No pudo ser más injusto el resultado, si solo se considera el trámite del partido. El gol de Borja Iglesias al 79′, a pase de Cristian Tello, fue suficiente para sellar el triunfo de los locales en el Benito Villamarín.
El Osasuna tuvo cinco opciones claras de gol antes de que Betis despertara. La gran figura del partido fue el portero albiverde Joel Robles, quien ganó en cuatro mano a mano, en los que desvió el balón con el pie, uno de los últimos recursos; al delantero Jonathan Calleri le faltó eficacia.
Por eso el técnico Jagoba Arrasate exhibió su frustración, desesperado por la mala definición.
Lo del Betis rozó el milagro.
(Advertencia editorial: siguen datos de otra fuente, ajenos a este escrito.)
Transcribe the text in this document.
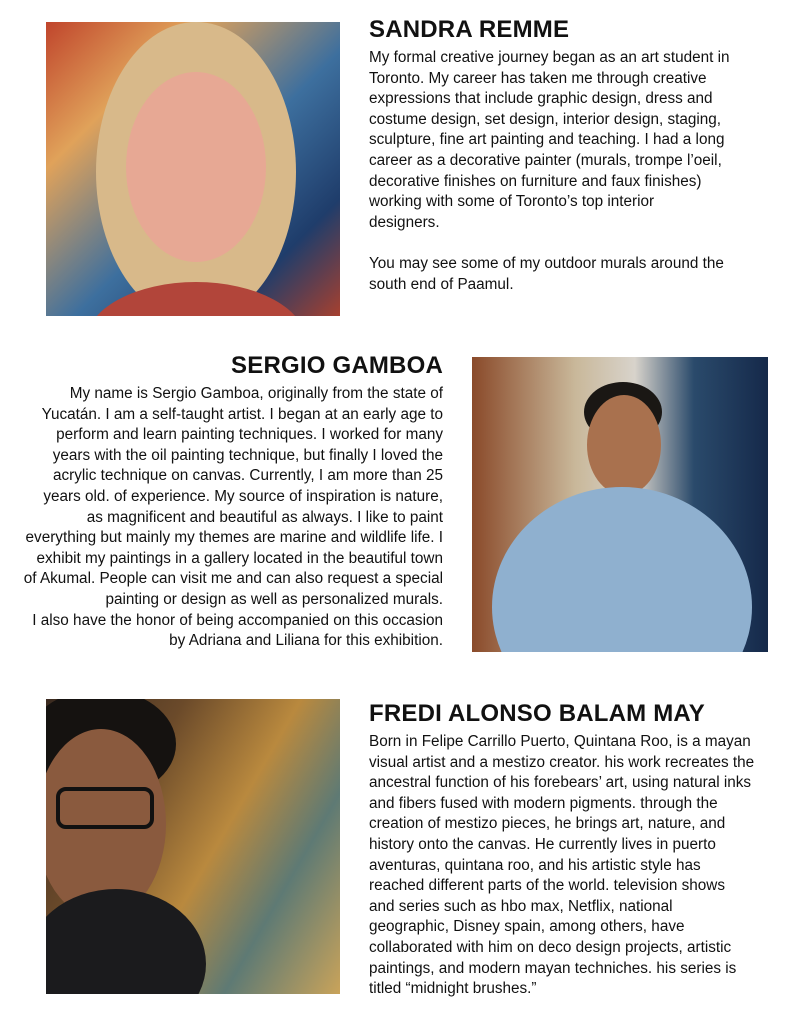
SANDRA REMME
My formal creative journey began as an art student in
Toronto. My career has taken me through creative
expressions that include graphic design, dress and
costume design, set design, interior design, staging,
sculpture, fine art painting and teaching. I had a long
career as a decorative painter (murals, trompe l’oeil,
decorative finishes on furniture and faux finishes)
working with some of Toronto’s top interior
designers.
You may see some of my outdoor murals around the
south end of Paamul.
SERGIO GAMBOA
My name is Sergio Gamboa, originally from the state of
Yucatán. I am a self-taught artist. I began at an early age to
perform and learn painting techniques. I worked for many
years with the oil painting technique, but finally I loved the
acrylic technique on canvas. Currently, I am more than 25
years old. of experience. My source of inspiration is nature,
as magnificent and beautiful as always. I like to paint
everything but mainly my themes are marine and wildlife life. I
exhibit my paintings in a gallery located in the beautiful town
of Akumal. People can visit me and can also request a special
painting or design as well as personalized murals.
I also have the honor of being accompanied on this occasion
by Adriana and Liliana for this exhibition.
FREDI ALONSO BALAM MAY
Born in Felipe Carrillo Puerto, Quintana Roo, is a mayan
visual artist and a mestizo creator. his work recreates the
ancestral function of his forebears’ art, using natural inks
and fibers fused with modern pigments. through the
creation of mestizo pieces, he brings art, nature, and
history onto the canvas. He currently lives in puerto
aventuras, quintana roo, and his artistic style has
reached different parts of the world. television shows
and series such as hbo max, Netflix, national
geographic, Disney spain, among others, have
collaborated with him on deco design projects, artistic
paintings, and modern mayan techniches. his series is
titled “midnight brushes.”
El equipo mejoró hasta que el técnico Manuel Pellegrini metió mano, con un par de cambios al 58′ y otro al 70′. Sí, tanto Borja Iglesias como Tello fueron los elegidos en dichas sustituciones.
Osasuna dejó vivir al Betis, que al 74′ avisó con una jugada en la que por poco Víctor Ruiz anota, al barrerse y contactar la pelota cerca de la línea de gol, pero el guardameta Sergio Herrera atajó la pelota tras el remate.
Al 86′ ingresó a la cancha Guardado, en sustitución de Sergio Canales. El otro mexicano, Lainez, es baja debido a que se contagió de COVID-19.
El Betis llegó a 30 puntos luego de 21 partidos, mientras que Osasuna tiene 19 y está en la decimoséptima posición, muy cerca de la zona de descenso.
El juego fue dramático hasta en los minutos finales, con el portero Sergio Herrera como protagonista, primero al dejar su marco abierto y beneficiarse del mal golpeo de balón de un jugador del Betis, y después con una jugada en la que se agregó al ataque en su intento de ser el héroe en un tiro de esquina.